This is an appeal from a decision of the Civil Service Commission affirming the ter-minatioii of appellant, Albertha Alexander, *723from her position as a Louisiana Practical Nurse, III.
Appellant was employed at the New Orleans Health and Rehabilitation Center, a home for geriatric patients, working the 11:00 p.m. to 7:00 a.m. shift. She was notified by letter dated February 21, 1983, that she was being terminated from her position February 22, 1983. The letter detailed the following reasons for appellant’s termination:
1. Displaying poor nursing skills which resulted in patient neglect.
2. Failure to record pertinent patient information in patient’s charts and failure to prepare incident reports.
3. Verbal threats to a patient.
4. Displaying poor supervisory skills.
These charges were denied by appellant, and she appealed to the Civil Service Commission. On July 11, 1983, a hearing was held before a referee, and on October 28, 1983, the referee rendered a decision denying appellant’s appeal. Appellant then filed an application for review by the Civil Service Commission which was denied. From the Commission’s decision, appellant appeals. We affirm.
Appellant initially contends that the referee erred in refusing to grant a partial summary disposition. At the hearing, appellant moved for a summary disposition, contending that a certain paragraph in the termination letter was vague. The paragraph complained of stated that some of the employees who worked on appellant’s shift were reporting to work late. The letter further stated that appellant was in charge of these employees and that she failed to take disciplinary action or to report the tardy employees to her supervisor.
The referee denied the motion for summary disposition, finding that the paragraph in question complied with Civil Service Rule 12.3(c).1 After a careful review of the termination letter, we find that the paragraph complained of by appellant was sufficient to apprise her of the charge against her and to enable her to adequately prepare a defense to the charge. University of New Orleans v. Pepitune, 460 So.2d 1191 (La.App. 1st Cir.1984), writ denied, 464 So.2d 315 (La.1985).

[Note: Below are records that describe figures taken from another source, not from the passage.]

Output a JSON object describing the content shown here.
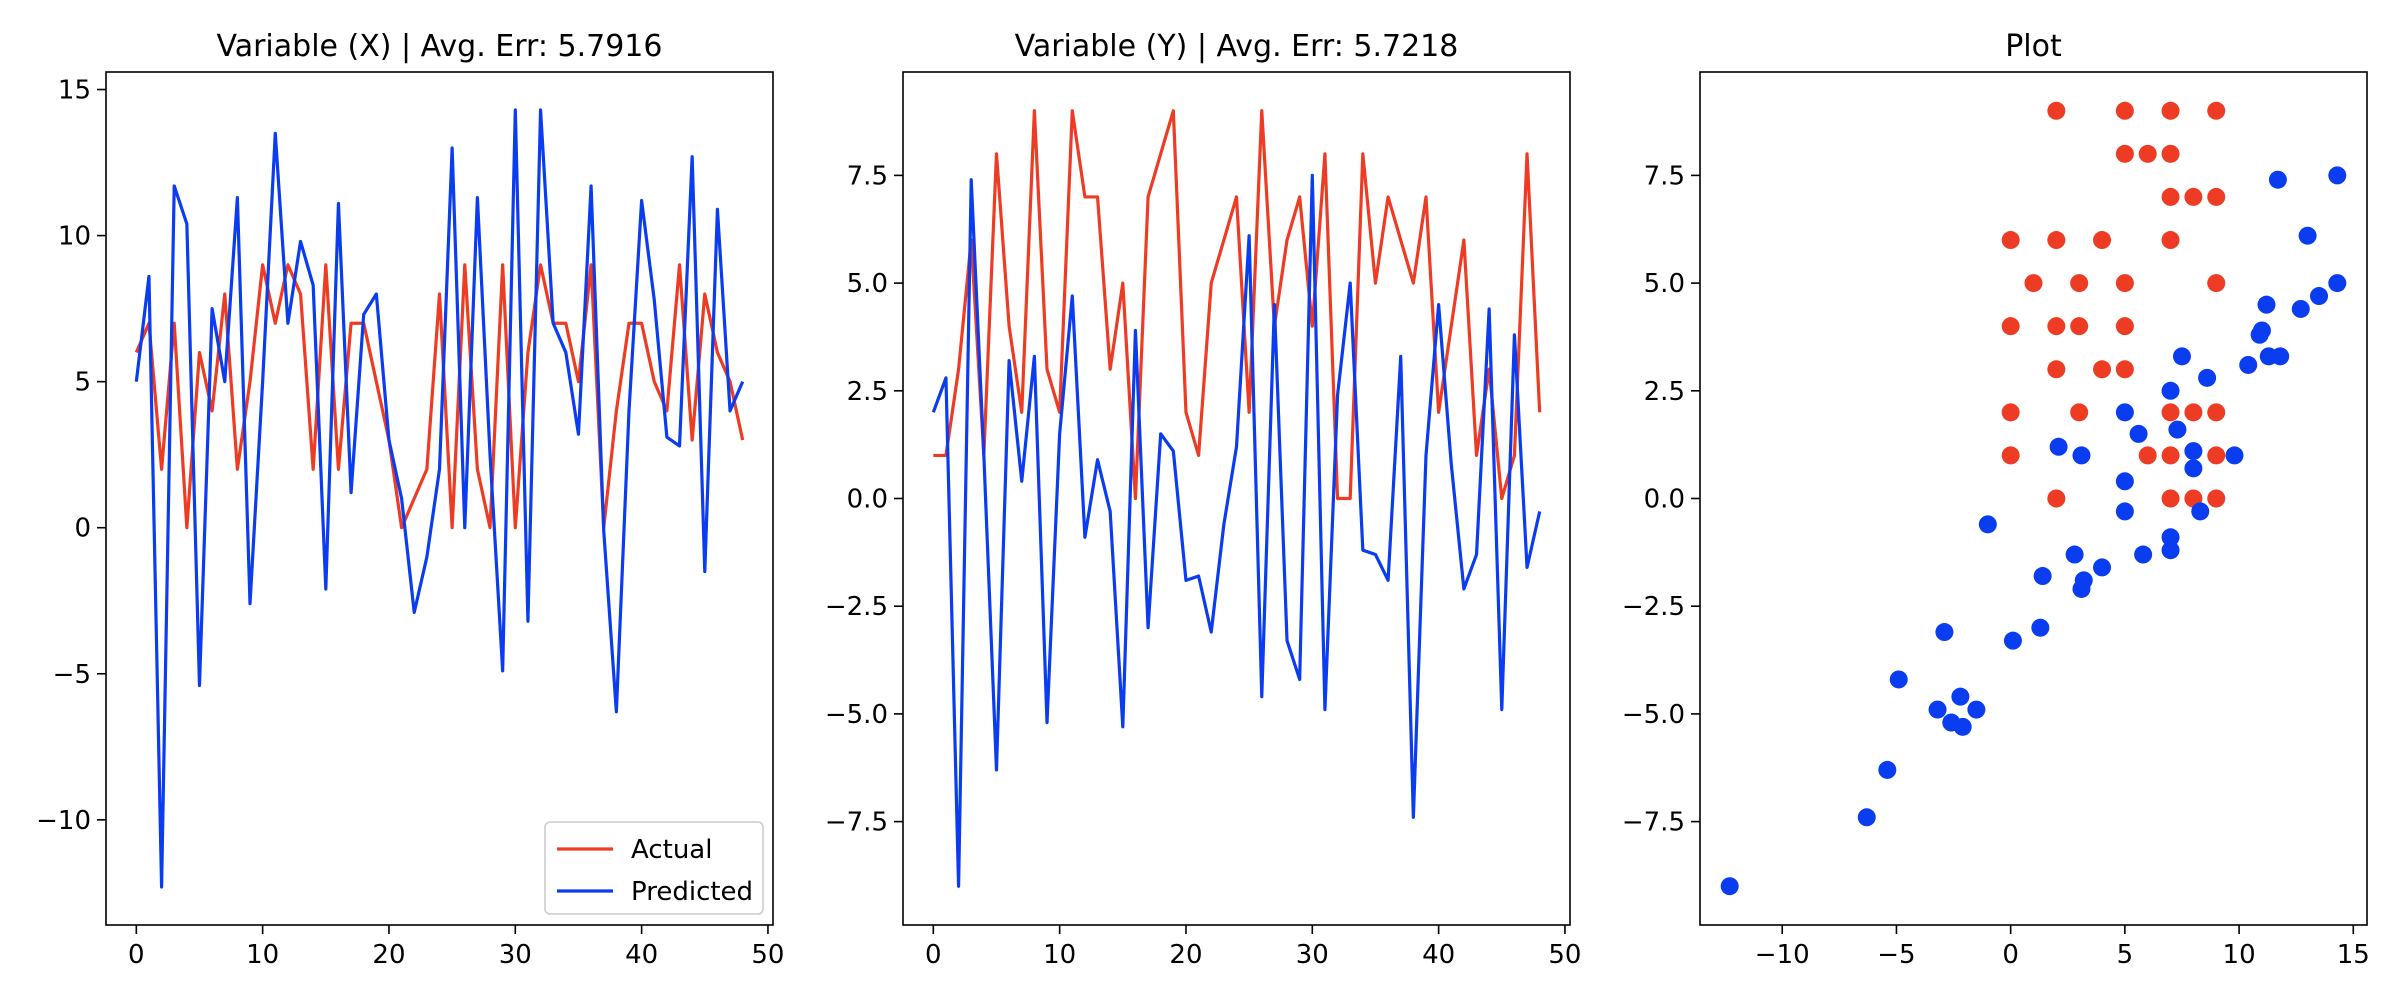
{
  "chart_data": [
    {
      "type": "line",
      "title": "Variable (X) | Avg. Err: 5.7916",
      "xlabel": "",
      "ylabel": "",
      "xlim": [
        -2.4,
        50.4
      ],
      "ylim": [
        -13.6,
        15.6
      ],
      "xticks": [
        0,
        10,
        20,
        30,
        40,
        50
      ],
      "yticks": [
        -10,
        -5,
        0,
        5,
        10,
        15
      ],
      "legend": "lower-right",
      "grid": false,
      "x": [
        0,
        1,
        2,
        3,
        4,
        5,
        6,
        7,
        8,
        9,
        10,
        11,
        12,
        13,
        14,
        15,
        16,
        17,
        18,
        19,
        20,
        21,
        22,
        23,
        24,
        25,
        26,
        27,
        28,
        29,
        30,
        31,
        32,
        33,
        34,
        35,
        36,
        37,
        38,
        39,
        40,
        41,
        42,
        43,
        44,
        45,
        46,
        47,
        48
      ],
      "series": [
        {
          "name": "Actual",
          "color": "#EE3B24",
          "values": [
            6,
            7,
            2,
            7,
            0,
            6,
            4,
            8,
            2,
            5,
            9,
            7,
            9,
            8,
            2,
            9,
            2,
            7,
            7,
            5,
            3,
            0,
            1,
            2,
            8,
            0,
            9,
            2,
            0,
            9,
            0,
            6,
            9,
            7,
            7,
            5,
            9,
            0,
            4,
            7,
            7,
            5,
            4,
            9,
            3,
            8,
            6,
            5,
            3
          ]
        },
        {
          "name": "Predicted",
          "color": "#0A3CF0",
          "values": [
            5,
            8.6,
            -12.3,
            11.7,
            10.4,
            -5.4,
            7.5,
            5,
            11.3,
            -2.6,
            5,
            13.5,
            7,
            9.8,
            8.3,
            -2.1,
            11.1,
            1.2,
            7.3,
            8,
            3,
            1,
            -2.9,
            -1,
            2,
            13,
            0,
            11.3,
            2.5,
            -4.9,
            14.3,
            -3.2,
            14.3,
            7,
            6,
            3.2,
            11.7,
            -0.1,
            -6.3,
            4,
            11.2,
            7.8,
            3.1,
            2.8,
            12.7,
            -1.5,
            10.9,
            4,
            5
          ]
        }
      ]
    },
    {
      "type": "line",
      "title": "Variable (Y) | Avg. Err: 5.7218",
      "xlabel": "",
      "ylabel": "",
      "xlim": [
        -2.4,
        50.4
      ],
      "ylim": [
        -9.9,
        9.9
      ],
      "xticks": [
        0,
        10,
        20,
        30,
        40,
        50
      ],
      "yticks": [
        -7.5,
        -5.0,
        -2.5,
        0.0,
        2.5,
        5.0,
        7.5
      ],
      "ytick_labels": [
        "−7.5",
        "−5.0",
        "−2.5",
        "0.0",
        "2.5",
        "5.0",
        "7.5"
      ],
      "grid": false,
      "x": [
        0,
        1,
        2,
        3,
        4,
        5,
        6,
        7,
        8,
        9,
        10,
        11,
        12,
        13,
        14,
        15,
        16,
        17,
        18,
        19,
        20,
        21,
        22,
        23,
        24,
        25,
        26,
        27,
        28,
        29,
        30,
        31,
        32,
        33,
        34,
        35,
        36,
        37,
        38,
        39,
        40,
        41,
        42,
        43,
        44,
        45,
        46,
        47,
        48
      ],
      "series": [
        {
          "color": "#EE3B24",
          "values": [
            1,
            1,
            3,
            6,
            1,
            8,
            4,
            2,
            9,
            3,
            2,
            9,
            7,
            7,
            3,
            5,
            0,
            7,
            8,
            9,
            2,
            1,
            5,
            6,
            7,
            2,
            9,
            4,
            6,
            7,
            4,
            8,
            0,
            0,
            8,
            5,
            7,
            6,
            5,
            7,
            2,
            4,
            6,
            1,
            3,
            0,
            1,
            8,
            2
          ]
        },
        {
          "color": "#0A3CF0",
          "values": [
            2,
            2.8,
            -9,
            7.4,
            1,
            -6.3,
            3.2,
            0.4,
            3.3,
            -5.2,
            1.5,
            4.7,
            -0.9,
            0.9,
            -0.3,
            -5.3,
            3.9,
            -3,
            1.5,
            1.1,
            -1.9,
            -1.8,
            -3.1,
            -0.6,
            1.2,
            6.1,
            -4.6,
            4.5,
            -3.3,
            -4.2,
            7.5,
            -4.9,
            2.4,
            5,
            -1.2,
            -1.3,
            -1.9,
            3.3,
            -7.4,
            1,
            4.5,
            0.8,
            -2.1,
            -1.3,
            4.4,
            -4.9,
            3.8,
            -1.6,
            -0.3
          ]
        }
      ]
    },
    {
      "type": "scatter",
      "title": "Plot",
      "xlabel": "",
      "ylabel": "",
      "xlim": [
        -13.6,
        15.6
      ],
      "ylim": [
        -9.9,
        9.9
      ],
      "xticks": [
        -10,
        -5,
        0,
        5,
        10,
        15
      ],
      "xtick_labels": [
        "−10",
        "−5",
        "0",
        "5",
        "10",
        "15"
      ],
      "yticks": [
        -7.5,
        -5.0,
        -2.5,
        0.0,
        2.5,
        5.0,
        7.5
      ],
      "ytick_labels": [
        "−7.5",
        "−5.0",
        "−2.5",
        "0.0",
        "2.5",
        "5.0",
        "7.5"
      ],
      "grid": false,
      "series": [
        {
          "color": "#EE3B24",
          "points": [
            [
              2,
              9
            ],
            [
              5,
              9
            ],
            [
              7,
              9
            ],
            [
              9,
              9
            ],
            [
              5,
              8
            ],
            [
              6,
              8
            ],
            [
              7,
              8
            ],
            [
              7,
              7
            ],
            [
              8,
              7
            ],
            [
              9,
              7
            ],
            [
              0,
              6
            ],
            [
              2,
              6
            ],
            [
              4,
              6
            ],
            [
              7,
              6
            ],
            [
              1,
              5
            ],
            [
              3,
              5
            ],
            [
              5,
              5
            ],
            [
              9,
              5
            ],
            [
              0,
              4
            ],
            [
              2,
              4
            ],
            [
              3,
              4
            ],
            [
              5,
              4
            ],
            [
              2,
              3
            ],
            [
              4,
              3
            ],
            [
              5,
              3
            ],
            [
              0,
              2
            ],
            [
              3,
              2
            ],
            [
              7,
              2
            ],
            [
              8,
              2
            ],
            [
              9,
              2
            ],
            [
              0,
              1
            ],
            [
              6,
              1
            ],
            [
              7,
              1
            ],
            [
              9,
              1
            ],
            [
              2,
              0
            ],
            [
              7,
              0
            ],
            [
              8,
              0
            ],
            [
              9,
              0
            ]
          ]
        },
        {
          "color": "#0A3CF0",
          "points": [
            [
              -12.3,
              -9
            ],
            [
              -6.3,
              -7.4
            ],
            [
              -5.4,
              -6.3
            ],
            [
              -4.9,
              -4.2
            ],
            [
              -3.2,
              -4.9
            ],
            [
              -2.9,
              -3.1
            ],
            [
              -2.6,
              -5.2
            ],
            [
              -2.1,
              -5.3
            ],
            [
              -2.2,
              -4.6
            ],
            [
              -1.5,
              -4.9
            ],
            [
              -1,
              -0.6
            ],
            [
              0.1,
              -3.3
            ],
            [
              1.3,
              -3
            ],
            [
              1.4,
              -1.8
            ],
            [
              2.1,
              1.2
            ],
            [
              2.8,
              -1.3
            ],
            [
              3.1,
              -2.1
            ],
            [
              3.2,
              -1.9
            ],
            [
              3.1,
              1
            ],
            [
              4,
              -1.6
            ],
            [
              5,
              0.4
            ],
            [
              5,
              -0.3
            ],
            [
              5,
              2
            ],
            [
              5.6,
              1.5
            ],
            [
              5.8,
              -1.3
            ],
            [
              7,
              2.5
            ],
            [
              7,
              -0.9
            ],
            [
              7,
              -1.2
            ],
            [
              7.3,
              1.6
            ],
            [
              7.5,
              3.3
            ],
            [
              8,
              1.1
            ],
            [
              8,
              0.7
            ],
            [
              8.3,
              -0.3
            ],
            [
              8.6,
              2.8
            ],
            [
              9.8,
              1
            ],
            [
              10.4,
              3.1
            ],
            [
              10.9,
              3.8
            ],
            [
              11,
              3.9
            ],
            [
              11.2,
              4.5
            ],
            [
              11.3,
              3.3
            ],
            [
              11.7,
              7.4
            ],
            [
              11.8,
              3.3
            ],
            [
              12.7,
              4.4
            ],
            [
              13,
              6.1
            ],
            [
              13.5,
              4.7
            ],
            [
              14.3,
              5
            ],
            [
              14.3,
              7.5
            ]
          ]
        }
      ]
    }
  ]
}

In appellant’s other assignments of error, she contends that the referee erred in affirming her termination.
Disciplinary action against a classified employee must be based on legal cause. Legal cause for disciplinary action against a classified employee has been defined as conduct which impairs the efficiency of the public service and which bears a real and substantial relation to efficiency and orderly operation of the public service in which the employee is engaged. Dent v. Department of Corrections, Louisiana Correctional Institute for Women, 413 So.2d 920 (La.App. 1st Cir.1982). The totality of individual lesser offenses or even a single particularly aggravated incident have all been found to constitute legal cause for dismissal. Ryder v. Department of Health and Human Resources, 400 So.2d 1123 (La.App. 1st Cir.1981).
It is of the utmost importance that patients receive proper health care. This is especially true for geriatric patients, who as a whole, have fragile health. It is imperative that civil service nurses provide this care in the most efficient means possible as provided by established rules. At the hearing, appellant explained her actions in many of the instances. However, the record reflects that she was establishing a trend of inconsistent and inefficient work habits in caring for her patients.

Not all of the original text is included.